Day 3: Staying awake
I stayed awake for all ten hours but felt disoriented, having missed much of the instruction on the first two days being so tired.
Day 4: First profound meditation
This was the day the Vipassana technique was taught. During the teaching sit, something shifted.
Days 5–7: The tunnel opens
I moved from the chair to the wall at the back of the room, and in this spot, this is where I experienced a powerful opening. Old material. Visions. Memories. Insights. A deep, unsettling clarity. I can’t even write about this, it’s so profound and difficult to explain.
Day 8: Illness
I got sick. Wanted to leave. Became afraid of the intensity and pulled back from doing the technique exactly as instructed.
Days 9–10: Anicca
Everything passed. Including the desire to leave. Including the desire to stay.
Even my seating arrangement told a story.
Eventually, everything merged. Days dissolved. Time disappeared. Life became conditioned by the words: “Start again.”
Someone said to me today, after I tried to summarize all of this:
“It’s great you loved it so much.”
I paused.
“Love is a strong word.”
The truth is I can speak about it so romantically now that I am out of it, but I wondered at times if Vipassana would be like the closest thing to jail I’ll experience. Locked in. Separated. Strict rules. Gendered paths. No lying down. No expression. No books, no writing, no visitors, no connection. No escape.
There were days I didn’t think I’d make it.
And then there was the pride at the end.
One hundred hours of meditation.
Ten days.
Something I never thought I could do.
And now, in reintegration to the world, I see the benefit of the work I’ve done.
I’m moving in slow motion. I have no desire to reactivate my personal Instagram. I don’t want to reactivate the ego. I want to trust the practices that build my life.
I’ve already meditated for two hours today - and it feels like not enough.
I already want to go back to do my next Vipassana.
So how does one summarize a Vipassana?
Maybe one day I’ll write deeper reflections.
But for now, I’ll say what everyone said to me:
You just have to experience it yourself.
Upcoming Offerings
ZOOM YOGA: The Path of Devotion begins next week
Beginning December 22, The Path of Devotion is a four-week online journey where we move, breathe, chant, and reflect through the lens of bhakti yoga - devotion as a lived, embodied practice.
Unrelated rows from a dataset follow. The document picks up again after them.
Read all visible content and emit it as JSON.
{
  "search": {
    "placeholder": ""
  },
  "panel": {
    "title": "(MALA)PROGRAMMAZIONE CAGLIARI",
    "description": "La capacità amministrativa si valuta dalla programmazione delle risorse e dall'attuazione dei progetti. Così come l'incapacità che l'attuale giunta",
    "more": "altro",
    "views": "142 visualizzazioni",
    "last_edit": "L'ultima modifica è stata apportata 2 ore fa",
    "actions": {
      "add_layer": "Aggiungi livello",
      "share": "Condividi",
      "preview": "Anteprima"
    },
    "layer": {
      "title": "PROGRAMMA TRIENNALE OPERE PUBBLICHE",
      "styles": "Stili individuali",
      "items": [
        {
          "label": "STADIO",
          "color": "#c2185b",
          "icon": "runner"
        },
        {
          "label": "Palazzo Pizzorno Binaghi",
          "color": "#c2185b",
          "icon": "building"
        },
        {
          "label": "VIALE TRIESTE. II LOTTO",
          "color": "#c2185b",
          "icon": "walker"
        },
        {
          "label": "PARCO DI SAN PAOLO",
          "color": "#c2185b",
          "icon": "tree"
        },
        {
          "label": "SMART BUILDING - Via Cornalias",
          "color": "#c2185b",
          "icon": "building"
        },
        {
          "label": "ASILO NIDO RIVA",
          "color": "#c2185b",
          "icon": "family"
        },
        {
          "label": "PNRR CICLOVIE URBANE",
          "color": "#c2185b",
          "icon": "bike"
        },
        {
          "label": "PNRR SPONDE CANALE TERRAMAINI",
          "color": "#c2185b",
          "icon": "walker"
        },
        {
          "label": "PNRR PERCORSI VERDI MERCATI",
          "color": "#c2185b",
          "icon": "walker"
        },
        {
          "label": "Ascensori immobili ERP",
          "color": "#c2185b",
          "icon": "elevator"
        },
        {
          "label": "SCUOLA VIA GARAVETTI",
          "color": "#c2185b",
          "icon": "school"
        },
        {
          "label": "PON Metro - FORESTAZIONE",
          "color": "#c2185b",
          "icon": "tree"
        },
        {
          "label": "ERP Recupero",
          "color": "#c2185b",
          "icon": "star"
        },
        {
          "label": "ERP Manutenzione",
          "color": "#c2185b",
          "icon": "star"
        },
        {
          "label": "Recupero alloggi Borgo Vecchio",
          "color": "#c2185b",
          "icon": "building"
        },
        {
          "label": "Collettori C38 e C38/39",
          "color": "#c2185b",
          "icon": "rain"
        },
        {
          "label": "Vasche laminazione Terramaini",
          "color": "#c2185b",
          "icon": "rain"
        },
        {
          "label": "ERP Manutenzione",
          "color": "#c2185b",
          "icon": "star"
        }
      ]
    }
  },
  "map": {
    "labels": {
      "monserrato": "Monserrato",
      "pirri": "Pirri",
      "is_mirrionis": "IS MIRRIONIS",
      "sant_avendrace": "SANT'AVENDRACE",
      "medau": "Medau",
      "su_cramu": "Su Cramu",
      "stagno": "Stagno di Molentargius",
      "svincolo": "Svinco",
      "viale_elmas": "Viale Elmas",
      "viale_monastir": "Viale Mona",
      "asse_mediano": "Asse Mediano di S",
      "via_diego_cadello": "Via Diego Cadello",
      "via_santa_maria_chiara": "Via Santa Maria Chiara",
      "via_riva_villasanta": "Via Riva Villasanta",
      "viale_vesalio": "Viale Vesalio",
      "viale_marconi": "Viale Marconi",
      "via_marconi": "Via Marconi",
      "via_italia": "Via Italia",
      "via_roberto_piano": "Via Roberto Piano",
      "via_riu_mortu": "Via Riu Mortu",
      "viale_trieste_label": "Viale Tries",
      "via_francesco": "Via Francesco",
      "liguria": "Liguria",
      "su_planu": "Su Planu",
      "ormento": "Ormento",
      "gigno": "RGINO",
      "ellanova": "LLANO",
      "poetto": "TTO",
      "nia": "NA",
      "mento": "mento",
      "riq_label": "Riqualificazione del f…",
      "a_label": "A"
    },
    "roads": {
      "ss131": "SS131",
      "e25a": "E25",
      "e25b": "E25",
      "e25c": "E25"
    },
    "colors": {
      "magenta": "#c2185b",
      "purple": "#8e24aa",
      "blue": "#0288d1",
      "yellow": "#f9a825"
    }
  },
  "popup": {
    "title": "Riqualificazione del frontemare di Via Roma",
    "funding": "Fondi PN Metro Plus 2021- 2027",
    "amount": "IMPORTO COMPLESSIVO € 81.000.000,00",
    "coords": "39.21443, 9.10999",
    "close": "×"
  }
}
Each week explores a different archetype of devotion:
Week 1: Hanuman - Devotion Through Service
Strength rooted in humility.
Courage expressed through loyalty, discipline, and selfless action.
Week 2: Krishna - Devotion Through Love & Play
Joy, intimacy, and the sacredness of relationship.
Learning to trust life and move with grace rather than force.
Week 3: Rama & Sita - Devotion Through Dharma & Commitment
Walking the path of integrity together.
Devotion as responsibility, faithfulness, and right action — especially in times of trial.
Week 4: Shiva - Devotion Through Surrender & Stillness
Letting go of what no longer serves.
Resting in silence, witnessing, and deep transformation.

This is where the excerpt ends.